Reducing the production of antigen-specific antibodies that mediate epilepsy, such as idiopathic generalized epilepsy, idiopathic partial epilepsy, symptomatic generalized epilepsy, or symptomatic partial epilepsy, by administering an agent that inhibits complement activation. can be done. Such agents include anti-C1q, anti-C1r, or anti-C1s antibody inhibitors. Other agents include inhibitors that upregulate the expression of natural complement, or agents that downregulate C1q, C1r, or C1s synthesis in cells, agents that block complement activation, signals for complement activation may include agents that block

The method promotes improved maintenance of neuronal function in conditions associated with synaptic loss. Preserving neural connectivity provides functional improvement in neurodegenerative disease relative to untreated patients. Prevention of synaptic loss is at least a measurable improvement over controls lacking such treatment over a period of 1, 2, 3, 4, 5, 6 days or at least 1 week, e.g., an improvement of at least 10% in synapse number; It can include at least a 20% improvement, at least a 50% improvement, or more.
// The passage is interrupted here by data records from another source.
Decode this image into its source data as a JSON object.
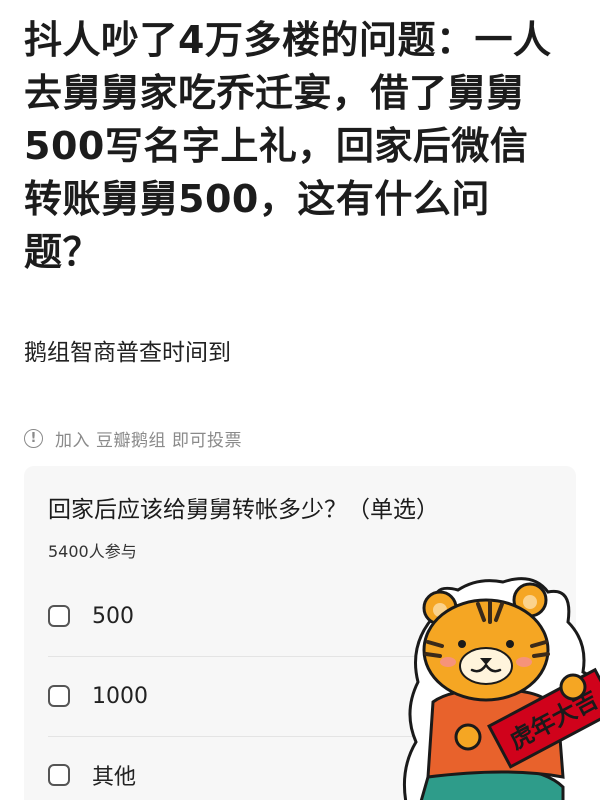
{
  "post": {
    "title": "抖人吵了4万多楼的问题：一人去舅舅家吃乔迁宴，借了舅舅500写名字上礼，回家后微信转账舅舅500，这有什么问题？",
    "subtitle": "鹅组智商普查时间到"
  },
  "notice": {
    "icon": "info-icon",
    "join_label": "加入",
    "group_name": "豆瓣鹅组",
    "suffix": "即可投票"
  },
  "poll": {
    "question": "回家后应该给舅舅转帐多少？（单选）",
    "participants": "5400人参与",
    "options": [
      {
        "label": "500"
      },
      {
        "label": "1000"
      },
      {
        "label": "其他"
      }
    ]
  },
  "sticker": {
    "icon": "tiger-new-year-sticker",
    "banner_text": "虎年大吉",
    "colors": {
      "tiger": "#f5a623",
      "stripes": "#3a2a1a",
      "banner": "#d0021b",
      "shirt": "#e8622c",
      "pants": "#2e9c8a"
    }
  }
}
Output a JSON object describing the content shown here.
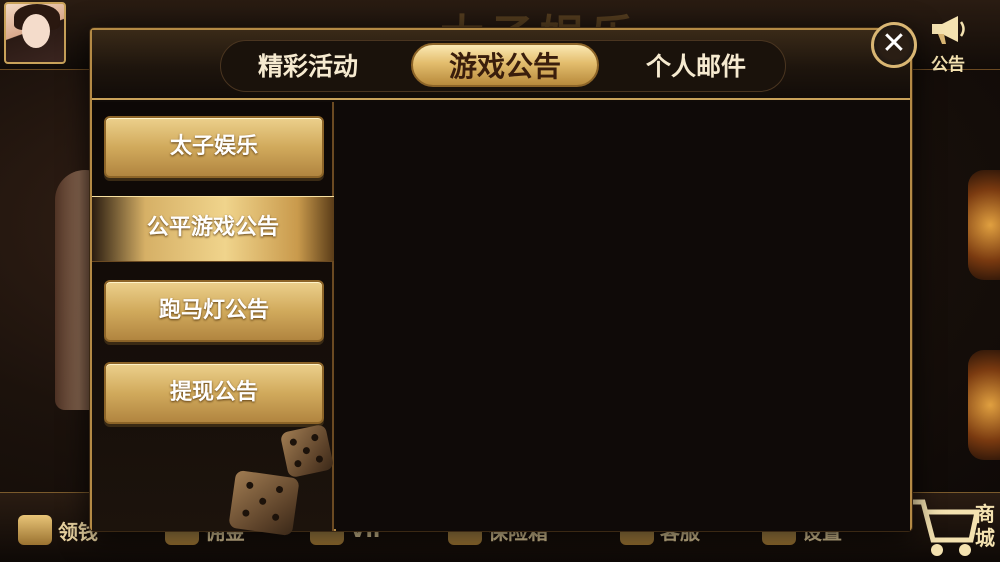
{
  "header": {
    "announcement_label": "公告",
    "background_title": "太子娱乐"
  },
  "dialog": {
    "tabs": [
      {
        "label": "精彩活动",
        "active": false
      },
      {
        "label": "游戏公告",
        "active": true
      },
      {
        "label": "个人邮件",
        "active": false
      }
    ],
    "close_symbol": "✕",
    "sidebar": [
      {
        "label": "太子娱乐",
        "active": false
      },
      {
        "label": "公平游戏公告",
        "active": true
      },
      {
        "label": "跑马灯公告",
        "active": false
      },
      {
        "label": "提现公告",
        "active": false
      }
    ]
  },
  "bottom_bar": {
    "items": [
      "领钱",
      "佣金",
      "VIP",
      "保险箱",
      "客服",
      "设置"
    ],
    "shop_label": "商城"
  },
  "colors": {
    "gold": "#d1aa5c",
    "active_tab_text": "#3a1e0c",
    "panel_bg": "#0f0a08"
  }
}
Preferably, the agents of the invention are administered at a dosage that reduces synaptic loss while minimizing any side effects. It is contemplated that the compositions will be obtained and used under the supervision of a physician for in vivo use. Dosages of therapeutic formulations will vary widely depending on the nature of the disease, frequency of administration, mode of administration, clearance of the drug from the host, and the like.

The effective amount of therapeutic composition given to a particular patient will depend on a variety of factors, some of which will vary from patient to patient. Utilizing ordinary skill, a competent clinician can adjust the dosage of a particular therapeutic or imaging composition during routine clinical trials.
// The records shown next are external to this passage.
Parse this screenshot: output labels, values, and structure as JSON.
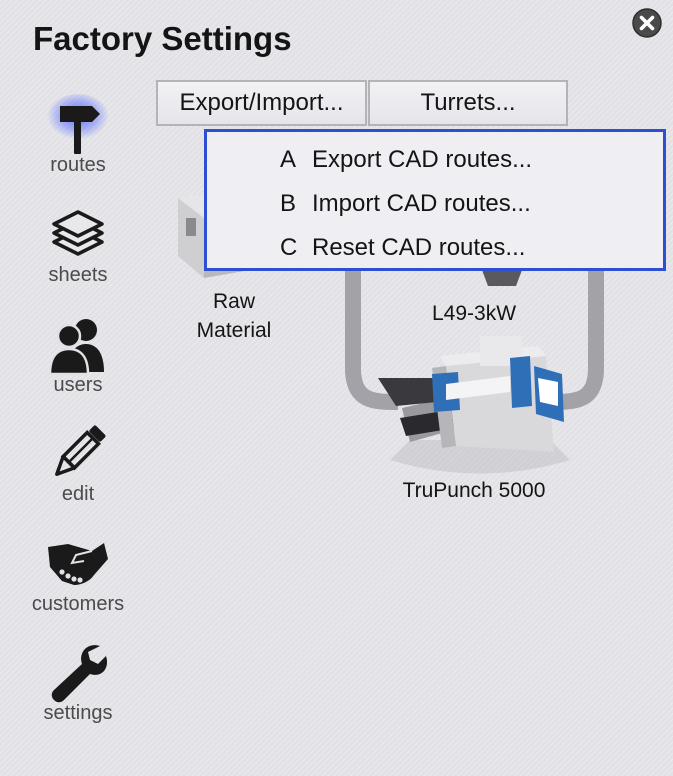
{
  "window": {
    "title": "Factory Settings"
  },
  "sidebar": {
    "items": [
      {
        "id": "routes",
        "label": "routes",
        "icon": "signpost-icon",
        "active": true
      },
      {
        "id": "sheets",
        "label": "sheets",
        "icon": "sheets-stack-icon"
      },
      {
        "id": "users",
        "label": "users",
        "icon": "users-icon"
      },
      {
        "id": "edit",
        "label": "edit",
        "icon": "pencil-icon"
      },
      {
        "id": "customers",
        "label": "customers",
        "icon": "handshake-icon"
      },
      {
        "id": "settings",
        "label": "settings",
        "icon": "wrench-icon"
      }
    ]
  },
  "toolbar": {
    "export_import_label": "Export/Import...",
    "turrets_label": "Turrets..."
  },
  "dropdown": {
    "items": [
      {
        "key": "A",
        "label": "Export CAD routes..."
      },
      {
        "key": "B",
        "label": "Import CAD routes..."
      },
      {
        "key": "C",
        "label": "Reset CAD routes..."
      }
    ]
  },
  "canvas": {
    "nodes": {
      "raw_material": {
        "line1": "Raw",
        "line2": "Material"
      },
      "laser": {
        "label": "L49-3kW"
      },
      "punch": {
        "label": "TruPunch 5000"
      }
    }
  },
  "colors": {
    "accent": "#2f4fd2",
    "active_glow": "#5a6cff",
    "machine_blue": "#2f6fb8"
  }
}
Therapeutic agents, such as inhibitors of complement, activators of gene expression, etc., can be incorporated into a variety of formulations for therapeutic administration by combination with a suitable pharmaceutically acceptable carrier or diluent and can be solid. , semisolid, liquid or gaseous form preparations such as tablets, capsules, powders, granules, ointments, solutions, suppositories, injections, inhalants, gels, microspheres, and aerosols. Thus, administration of the compounds can be accomplished in a variety of ways, including oral, buccal, rectal, parenteral, intraperitoneal, intradermal, transdermal, intrathecal, nasal, intratracheal, and the like administration. The active agent can be systemic after administration, or can be localized through the use of topical administration, intramural administration, or the use of implants that act to retain the active dose at the site of implantation.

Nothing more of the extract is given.